Abstract

Heterogeneous architectures, where a multicore processor is accompanied with a large number of simpler, but more power-efficient CPU cores optimized for parallel workloads, are receiving a lot of attention recently. At present, these co-processors, such as the Intel Xeon Phi product family, come with limited on-board memory, which requires partitioning computational problems manually into pieces that can fit into the device's RAM, as well as efficiently overlapping computation and communication. In this paper we propose an application transparent, operating system (OS)assisted hierarchical memory management system, where the OS orchestrates data movement between the host and the device and updates the process virtual memory address space accordingly.

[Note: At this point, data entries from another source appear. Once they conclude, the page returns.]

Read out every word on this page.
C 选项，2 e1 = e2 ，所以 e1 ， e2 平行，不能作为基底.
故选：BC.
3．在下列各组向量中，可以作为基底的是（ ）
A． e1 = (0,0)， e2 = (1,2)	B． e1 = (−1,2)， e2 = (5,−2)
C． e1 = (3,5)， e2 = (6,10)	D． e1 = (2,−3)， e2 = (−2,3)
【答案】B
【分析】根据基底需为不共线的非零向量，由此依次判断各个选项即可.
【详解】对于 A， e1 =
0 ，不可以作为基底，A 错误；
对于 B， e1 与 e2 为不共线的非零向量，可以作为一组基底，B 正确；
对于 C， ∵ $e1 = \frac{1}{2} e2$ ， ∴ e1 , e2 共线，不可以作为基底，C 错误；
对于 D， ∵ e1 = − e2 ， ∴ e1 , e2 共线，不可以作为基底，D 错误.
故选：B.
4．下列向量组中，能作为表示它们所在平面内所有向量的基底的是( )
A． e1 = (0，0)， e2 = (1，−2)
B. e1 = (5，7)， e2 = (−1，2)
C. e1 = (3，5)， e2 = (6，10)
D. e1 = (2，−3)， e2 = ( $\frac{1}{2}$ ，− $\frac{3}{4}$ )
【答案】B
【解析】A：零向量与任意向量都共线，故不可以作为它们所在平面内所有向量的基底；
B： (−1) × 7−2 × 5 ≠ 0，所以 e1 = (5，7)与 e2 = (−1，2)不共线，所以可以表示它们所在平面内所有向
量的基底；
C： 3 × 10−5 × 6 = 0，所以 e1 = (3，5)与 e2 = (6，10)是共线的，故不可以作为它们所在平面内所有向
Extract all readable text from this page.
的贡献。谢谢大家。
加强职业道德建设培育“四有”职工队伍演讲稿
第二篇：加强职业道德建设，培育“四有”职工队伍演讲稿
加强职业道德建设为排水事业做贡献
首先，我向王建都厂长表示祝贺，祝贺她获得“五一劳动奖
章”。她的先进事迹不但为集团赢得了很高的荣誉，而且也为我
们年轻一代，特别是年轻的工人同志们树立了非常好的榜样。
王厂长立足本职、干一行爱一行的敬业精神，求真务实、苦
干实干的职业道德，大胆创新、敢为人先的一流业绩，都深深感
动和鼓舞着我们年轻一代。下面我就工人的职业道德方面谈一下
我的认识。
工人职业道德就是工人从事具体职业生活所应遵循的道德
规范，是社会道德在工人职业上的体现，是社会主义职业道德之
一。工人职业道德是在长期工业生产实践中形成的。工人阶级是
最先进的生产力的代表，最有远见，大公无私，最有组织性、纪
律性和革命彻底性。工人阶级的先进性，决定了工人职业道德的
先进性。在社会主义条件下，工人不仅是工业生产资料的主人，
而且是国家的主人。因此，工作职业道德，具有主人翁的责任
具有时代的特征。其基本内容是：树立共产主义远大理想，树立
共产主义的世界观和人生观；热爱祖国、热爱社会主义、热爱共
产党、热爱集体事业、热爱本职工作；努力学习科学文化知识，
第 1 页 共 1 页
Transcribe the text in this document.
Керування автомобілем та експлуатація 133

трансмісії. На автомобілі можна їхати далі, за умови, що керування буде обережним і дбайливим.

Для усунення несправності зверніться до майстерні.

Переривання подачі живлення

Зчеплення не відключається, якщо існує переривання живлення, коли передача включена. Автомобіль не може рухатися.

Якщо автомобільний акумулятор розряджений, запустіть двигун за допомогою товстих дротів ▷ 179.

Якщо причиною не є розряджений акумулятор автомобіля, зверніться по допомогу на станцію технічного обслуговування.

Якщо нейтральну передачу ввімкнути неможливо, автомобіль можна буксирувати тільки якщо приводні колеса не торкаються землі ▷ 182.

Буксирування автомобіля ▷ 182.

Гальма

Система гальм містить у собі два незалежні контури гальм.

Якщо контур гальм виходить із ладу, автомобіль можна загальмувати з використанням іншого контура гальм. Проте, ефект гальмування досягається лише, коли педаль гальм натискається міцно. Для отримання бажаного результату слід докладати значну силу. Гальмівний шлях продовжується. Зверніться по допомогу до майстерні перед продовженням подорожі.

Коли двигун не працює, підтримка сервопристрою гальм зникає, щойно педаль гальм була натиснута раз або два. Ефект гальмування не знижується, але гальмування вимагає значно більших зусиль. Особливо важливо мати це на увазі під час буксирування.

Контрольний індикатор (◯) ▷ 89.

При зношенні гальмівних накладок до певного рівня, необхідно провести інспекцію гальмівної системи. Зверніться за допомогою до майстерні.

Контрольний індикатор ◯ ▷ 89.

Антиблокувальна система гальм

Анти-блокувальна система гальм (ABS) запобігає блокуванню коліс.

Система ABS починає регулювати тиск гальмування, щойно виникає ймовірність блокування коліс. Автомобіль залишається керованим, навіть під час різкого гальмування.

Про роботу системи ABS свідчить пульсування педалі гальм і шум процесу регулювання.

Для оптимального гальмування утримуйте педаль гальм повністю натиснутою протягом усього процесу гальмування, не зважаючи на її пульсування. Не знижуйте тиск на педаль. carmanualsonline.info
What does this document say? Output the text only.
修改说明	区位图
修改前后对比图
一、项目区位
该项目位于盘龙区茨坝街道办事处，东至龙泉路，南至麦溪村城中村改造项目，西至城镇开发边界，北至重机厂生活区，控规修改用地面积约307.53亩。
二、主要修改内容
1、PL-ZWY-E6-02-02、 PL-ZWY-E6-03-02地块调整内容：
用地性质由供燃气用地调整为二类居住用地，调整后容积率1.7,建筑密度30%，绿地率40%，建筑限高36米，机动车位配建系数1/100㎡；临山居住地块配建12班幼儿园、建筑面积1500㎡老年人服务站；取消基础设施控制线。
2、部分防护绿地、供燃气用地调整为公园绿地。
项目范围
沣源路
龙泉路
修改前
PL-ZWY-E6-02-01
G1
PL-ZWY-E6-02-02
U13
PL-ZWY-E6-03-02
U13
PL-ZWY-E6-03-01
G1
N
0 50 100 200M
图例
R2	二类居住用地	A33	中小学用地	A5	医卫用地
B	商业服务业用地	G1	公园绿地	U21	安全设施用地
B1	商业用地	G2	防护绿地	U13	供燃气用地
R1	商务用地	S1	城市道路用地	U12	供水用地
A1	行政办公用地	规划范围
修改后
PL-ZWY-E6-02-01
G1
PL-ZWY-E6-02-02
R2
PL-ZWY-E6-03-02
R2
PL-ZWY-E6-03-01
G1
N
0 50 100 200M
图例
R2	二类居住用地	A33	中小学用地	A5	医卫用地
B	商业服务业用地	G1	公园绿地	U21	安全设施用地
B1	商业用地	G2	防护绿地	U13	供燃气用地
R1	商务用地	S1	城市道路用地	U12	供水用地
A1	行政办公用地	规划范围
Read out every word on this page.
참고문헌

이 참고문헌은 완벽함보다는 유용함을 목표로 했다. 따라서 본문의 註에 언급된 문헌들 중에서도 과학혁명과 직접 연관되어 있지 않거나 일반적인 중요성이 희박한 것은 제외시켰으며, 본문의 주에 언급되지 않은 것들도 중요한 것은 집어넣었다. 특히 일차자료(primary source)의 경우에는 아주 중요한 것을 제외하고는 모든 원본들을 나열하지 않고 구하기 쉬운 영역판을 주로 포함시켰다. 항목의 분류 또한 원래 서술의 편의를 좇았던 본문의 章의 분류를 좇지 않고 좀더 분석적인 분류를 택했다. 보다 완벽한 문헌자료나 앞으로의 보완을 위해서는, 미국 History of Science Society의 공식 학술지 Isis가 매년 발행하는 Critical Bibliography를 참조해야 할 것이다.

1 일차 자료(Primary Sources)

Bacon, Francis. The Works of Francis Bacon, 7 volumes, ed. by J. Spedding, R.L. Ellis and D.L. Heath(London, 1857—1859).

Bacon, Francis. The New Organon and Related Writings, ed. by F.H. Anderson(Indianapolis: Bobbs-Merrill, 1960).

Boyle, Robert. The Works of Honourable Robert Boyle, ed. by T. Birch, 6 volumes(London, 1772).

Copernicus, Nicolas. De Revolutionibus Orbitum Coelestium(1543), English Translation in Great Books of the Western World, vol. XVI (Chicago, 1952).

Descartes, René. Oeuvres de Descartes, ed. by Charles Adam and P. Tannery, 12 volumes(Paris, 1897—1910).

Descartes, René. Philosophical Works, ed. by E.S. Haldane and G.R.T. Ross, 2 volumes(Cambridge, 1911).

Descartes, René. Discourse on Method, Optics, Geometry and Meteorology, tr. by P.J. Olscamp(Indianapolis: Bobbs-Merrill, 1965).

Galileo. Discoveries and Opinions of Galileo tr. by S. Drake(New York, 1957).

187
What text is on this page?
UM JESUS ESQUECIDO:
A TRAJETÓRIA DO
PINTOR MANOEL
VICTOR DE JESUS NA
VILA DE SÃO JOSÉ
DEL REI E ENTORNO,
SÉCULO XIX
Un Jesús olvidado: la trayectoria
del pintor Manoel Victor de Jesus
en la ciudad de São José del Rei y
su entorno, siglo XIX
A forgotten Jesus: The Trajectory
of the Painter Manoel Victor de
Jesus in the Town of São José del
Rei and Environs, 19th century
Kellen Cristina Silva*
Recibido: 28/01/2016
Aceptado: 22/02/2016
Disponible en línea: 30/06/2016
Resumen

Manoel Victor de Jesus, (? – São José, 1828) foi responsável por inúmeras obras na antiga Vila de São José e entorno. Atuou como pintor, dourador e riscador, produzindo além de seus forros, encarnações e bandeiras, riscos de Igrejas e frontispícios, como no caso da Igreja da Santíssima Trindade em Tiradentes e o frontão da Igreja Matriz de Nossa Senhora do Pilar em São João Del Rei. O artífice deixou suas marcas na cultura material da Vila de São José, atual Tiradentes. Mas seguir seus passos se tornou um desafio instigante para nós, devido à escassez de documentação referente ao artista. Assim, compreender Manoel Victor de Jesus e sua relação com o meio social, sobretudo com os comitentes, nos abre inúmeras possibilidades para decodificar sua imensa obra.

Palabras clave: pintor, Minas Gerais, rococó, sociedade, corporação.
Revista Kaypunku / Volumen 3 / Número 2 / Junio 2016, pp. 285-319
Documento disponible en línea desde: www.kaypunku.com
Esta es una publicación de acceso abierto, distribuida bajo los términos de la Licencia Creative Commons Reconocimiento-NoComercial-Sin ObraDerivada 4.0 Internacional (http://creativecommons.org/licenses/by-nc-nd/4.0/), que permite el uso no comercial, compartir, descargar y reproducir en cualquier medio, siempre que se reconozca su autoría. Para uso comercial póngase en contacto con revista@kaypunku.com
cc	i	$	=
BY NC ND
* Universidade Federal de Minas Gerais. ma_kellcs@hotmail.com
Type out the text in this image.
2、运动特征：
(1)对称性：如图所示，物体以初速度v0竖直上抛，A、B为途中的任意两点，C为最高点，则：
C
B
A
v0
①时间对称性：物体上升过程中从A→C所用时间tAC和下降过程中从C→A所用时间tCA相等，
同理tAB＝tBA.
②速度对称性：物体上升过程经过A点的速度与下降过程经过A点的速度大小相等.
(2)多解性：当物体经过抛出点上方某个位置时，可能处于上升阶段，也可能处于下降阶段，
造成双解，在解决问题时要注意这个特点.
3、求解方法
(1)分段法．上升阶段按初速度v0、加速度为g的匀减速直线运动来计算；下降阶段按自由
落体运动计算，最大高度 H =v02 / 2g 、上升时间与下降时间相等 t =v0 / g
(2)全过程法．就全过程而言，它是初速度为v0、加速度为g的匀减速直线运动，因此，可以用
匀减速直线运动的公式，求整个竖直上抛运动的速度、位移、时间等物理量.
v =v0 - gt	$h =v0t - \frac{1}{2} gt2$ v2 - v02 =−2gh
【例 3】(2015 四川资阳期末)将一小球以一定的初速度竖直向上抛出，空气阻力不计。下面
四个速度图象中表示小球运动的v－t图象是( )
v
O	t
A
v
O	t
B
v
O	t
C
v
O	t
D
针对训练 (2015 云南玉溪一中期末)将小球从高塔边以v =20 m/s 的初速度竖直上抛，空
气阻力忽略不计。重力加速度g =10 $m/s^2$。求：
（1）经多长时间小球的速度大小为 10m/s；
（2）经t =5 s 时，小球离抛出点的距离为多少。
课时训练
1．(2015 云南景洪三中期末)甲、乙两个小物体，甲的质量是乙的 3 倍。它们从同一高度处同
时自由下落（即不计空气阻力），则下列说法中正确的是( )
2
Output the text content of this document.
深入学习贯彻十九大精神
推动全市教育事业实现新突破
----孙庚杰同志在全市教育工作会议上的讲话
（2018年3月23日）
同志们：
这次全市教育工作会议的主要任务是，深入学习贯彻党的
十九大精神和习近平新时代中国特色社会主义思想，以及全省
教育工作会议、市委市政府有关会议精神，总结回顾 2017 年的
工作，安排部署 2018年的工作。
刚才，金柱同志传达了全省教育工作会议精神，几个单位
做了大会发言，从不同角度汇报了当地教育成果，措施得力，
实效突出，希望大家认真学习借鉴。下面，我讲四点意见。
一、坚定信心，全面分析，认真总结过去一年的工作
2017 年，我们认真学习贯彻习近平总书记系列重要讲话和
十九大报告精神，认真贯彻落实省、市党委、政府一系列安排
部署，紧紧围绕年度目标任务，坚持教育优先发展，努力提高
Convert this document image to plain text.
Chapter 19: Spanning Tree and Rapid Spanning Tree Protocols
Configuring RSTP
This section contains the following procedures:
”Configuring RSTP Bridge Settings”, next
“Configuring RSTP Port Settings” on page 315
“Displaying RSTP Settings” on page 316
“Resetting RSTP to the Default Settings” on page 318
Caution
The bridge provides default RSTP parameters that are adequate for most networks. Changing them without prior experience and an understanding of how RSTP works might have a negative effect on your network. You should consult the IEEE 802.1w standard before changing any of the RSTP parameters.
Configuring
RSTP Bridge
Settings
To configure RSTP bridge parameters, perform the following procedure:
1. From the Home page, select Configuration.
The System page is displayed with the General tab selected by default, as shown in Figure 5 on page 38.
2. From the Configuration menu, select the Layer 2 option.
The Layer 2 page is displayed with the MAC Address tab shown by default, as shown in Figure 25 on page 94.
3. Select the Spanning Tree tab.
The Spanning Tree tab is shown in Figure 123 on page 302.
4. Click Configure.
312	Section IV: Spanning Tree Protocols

We identify the main scalability issues of frequent address space changes, such as the increasing price of TLB invalidations with the growing number of CPU cores, and propose partially separated page tables with address-range CPU masks to overcome the problem. With partially separated page tables each core maintains its own set of mappings of the computation area, enabling the OS to perform address space updates in a scalable manner, and involve a particular CPU core in TLB invalidation only if it is absolutely necessary. Furthermore, we propose dedicated data movement cores in order to efficiently overlap computation and communication. We provide experimental results on stencil computation, a common HPCkernel, and show that OS assisted memory management has the potential for scalable transparent data movement.